How Does the American Kennel Club Define the Herding Group?

In 1983, the AKC created a new classification for dog breeds that were previously part of the working class – the herding group. While the working group includes dogs bred for jobs like guarding, water rescue, and sled-pulling, members of the herding group are all linked by their keen instinct for herding livestock. There can be some overlap between breeds that herd livestock and breeds that guard it; for example, the German Shepherd is classified as a herding breed by the AKC, though it is renowned for its ability to perform both duties. However, generally these functions are kept separate, and unlike most livestock guardian breeds, which must be large and powerful to fend off thieves and predators, there is much more variety in the size and shape of breeds within the herding group. From the little Shetland Sheepdog to the hefty Beauceron, each herding breed is specially suited for the task at hand.

Farmers created herding dogs by making use of the dog’s natural instincts, maximizing their drive to stalk and chase while breeding out the canine tendency to view livestock as prey. Herding dogs may work with sheep, cattle, goats, pigs, or even reindeer. Most herding dogs can be trained to work with any species, although some breeds are designed to be highly specialized at working with whichever animal is most common in their region of origin.

Herding dogs tend to operate using one of two herding techniques, “heading” or “heeling.” Heading is the behavior most commonly thought of when one pictures a border collie. The border collie works from the front of an animal, using a “strong eye” and a stealthy crouch to keep its flock together and hold it in place until its owner arrives. “Loose eye” headers, like the Bouvier des Flandres, will be less intense in their technique. They tend to use an upright stance and are not so predatory in their herding, focusing more on the herd as a whole instead of zeroing in on individuals. Heelers, on the other hand, work from behind an animal, nipping its heels to keep it from escaping, and to keep the herd moving forward. The small, compact corgi, which stands at only around 12 inches at the shoulder, is an example of a heeler. The corgis’ short stature might make it surprising to learn that they were bred to be cattle dogs in their native Wales, but they are very efficient at keeping the huge animals in line. In fact, their height becomes an asset in the pasture, letting the dog easily duck beneath the hooves of a kicking cow.

The Herding Group Today

The need for herding breeds has declined along with the rise of modern agriculture, although they are still a huge asset on many small farms, where they help with daily chores.

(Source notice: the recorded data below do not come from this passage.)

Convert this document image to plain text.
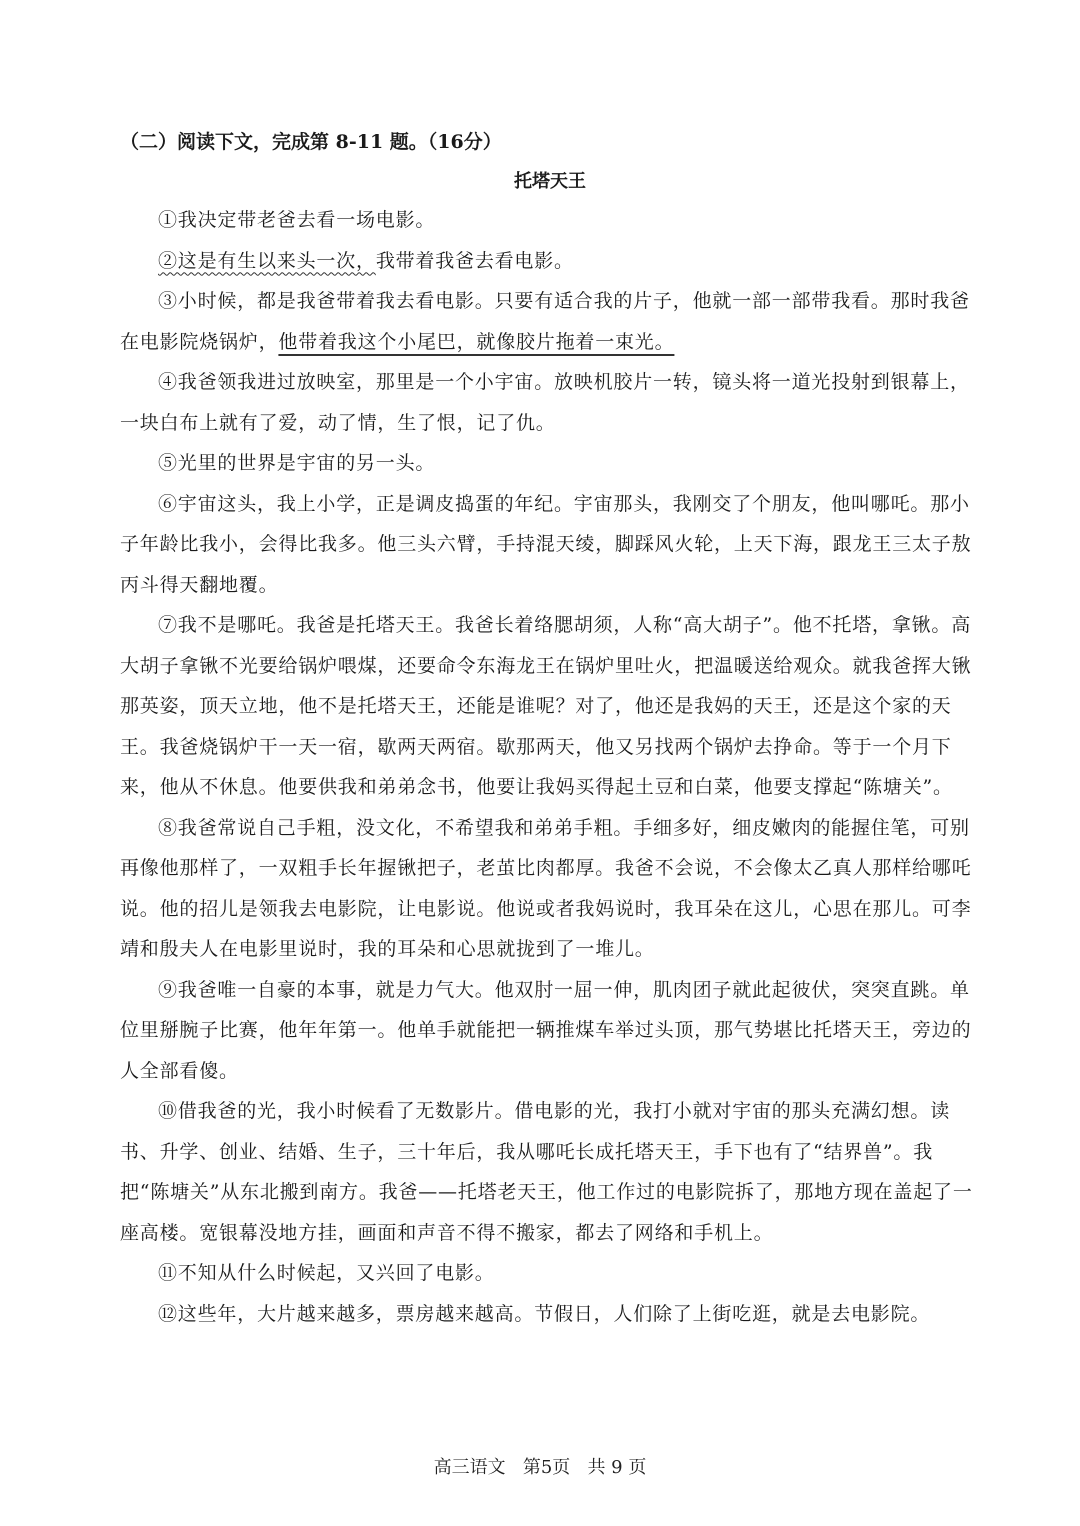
（二）阅读下文，完成第 8-11 题。（16分）
托塔天王

①我决定带老爸去看一场电影。

②这是有生以来头一次，我带着我爸去看电影。

③小时候，都是我爸带着我去看电影。只要有适合我的片子，他就一部一部带我看。那时我爸在电影院烧锅炉，他带着我这个小尾巴，就像胶片拖着一束光。

④我爸领我进过放映室，那里是一个小宇宙。放映机胶片一转，镜头将一道光投射到银幕上，一块白布上就有了爱，动了情，生了恨，记了仇。

⑤光里的世界是宇宙的另一头。

⑥宇宙这头，我上小学，正是调皮捣蛋的年纪。宇宙那头，我刚交了个朋友，他叫哪吒。那小子年龄比我小，会得比我多。他三头六臂，手持混天绫，脚踩风火轮，上天下海，跟龙王三太子敖丙斗得天翻地覆。

⑦我不是哪吒。我爸是托塔天王。我爸长着络腮胡须，人称“高大胡子”。他不托塔，拿锹。高大胡子拿锹不光要给锅炉喂煤，还要命令东海龙王在锅炉里吐火，把温暖送给观众。就我爸挥大锹那英姿，顶天立地，他不是托塔天王，还能是谁呢？对了，他还是我妈的天王，还是这个家的天王。我爸烧锅炉干一天一宿，歇两天两宿。歇那两天，他又另找两个锅炉去挣命。等于一个月下来，他从不休息。他要供我和弟弟念书，他要让我妈买得起土豆和白菜，他要支撑起“陈塘关”。

⑧我爸常说自己手粗，没文化，不希望我和弟弟手粗。手细多好，细皮嫩肉的能握住笔，可别再像他那样了，一双粗手长年握锹把子，老茧比肉都厚。我爸不会说，不会像太乙真人那样给哪吒说。他的招儿是领我去电影院，让电影说。他说或者我妈说时，我耳朵在这儿，心思在那儿。可李靖和殷夫人在电影里说时，我的耳朵和心思就拢到了一堆儿。

⑨我爸唯一自豪的本事，就是力气大。他双肘一屈一伸，肌肉团子就此起彼伏，突突直跳。单位里掰腕子比赛，他年年第一。他单手就能把一辆推煤车举过头顶，那气势堪比托塔天王，旁边的人全部看傻。

⑩借我爸的光，我小时候看了无数影片。借电影的光，我打小就对宇宙的那头充满幻想。读书、升学、创业、结婚、生子，三十年后，我从哪吒长成托塔天王，手下也有了“结界兽”。我把“陈塘关”从东北搬到南方。我爸——托塔老天王，他工作过的电影院拆了，那地方现在盖起了一座高楼。宽银幕没地方挂，画面和声音不得不搬家，都去了网络和手机上。

⑪不知从什么时候起，又兴回了电影。

⑫这些年，大片越来越多，票房越来越高。节假日，人们除了上街吃逛，就是去电影院。

高三语文   第5页   共 9 页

Today the breeds are popular as pets and show dogs, and their abilities are showcased in herding competitions. Currently, there are 25 breeds within the AKC’s herding group. Herders are marked by their high intelligence and boundless energy, as well as the close bonds they form with their humans. When kept as pets with no livestock to work with, these breeds will often find an outlet for their instincts through play. They love to “herd” their family members, especially children. Though this is usually gentle and harmless, some dogs may be chronic nippers, and need to be trained out of it. Exercise is critical in preventing a herding dog from becoming neurotic or destructive. They prefer to have a large yard to play in, and are happiest when given a job to do. They excel at obedience, flyball, and agility training, though they can be headstrong, as many herding breeds have been developed for their independent decision-making ability. With adequate exercise and proper training, a herding breed’s natural even temper makes it an excellent family dog.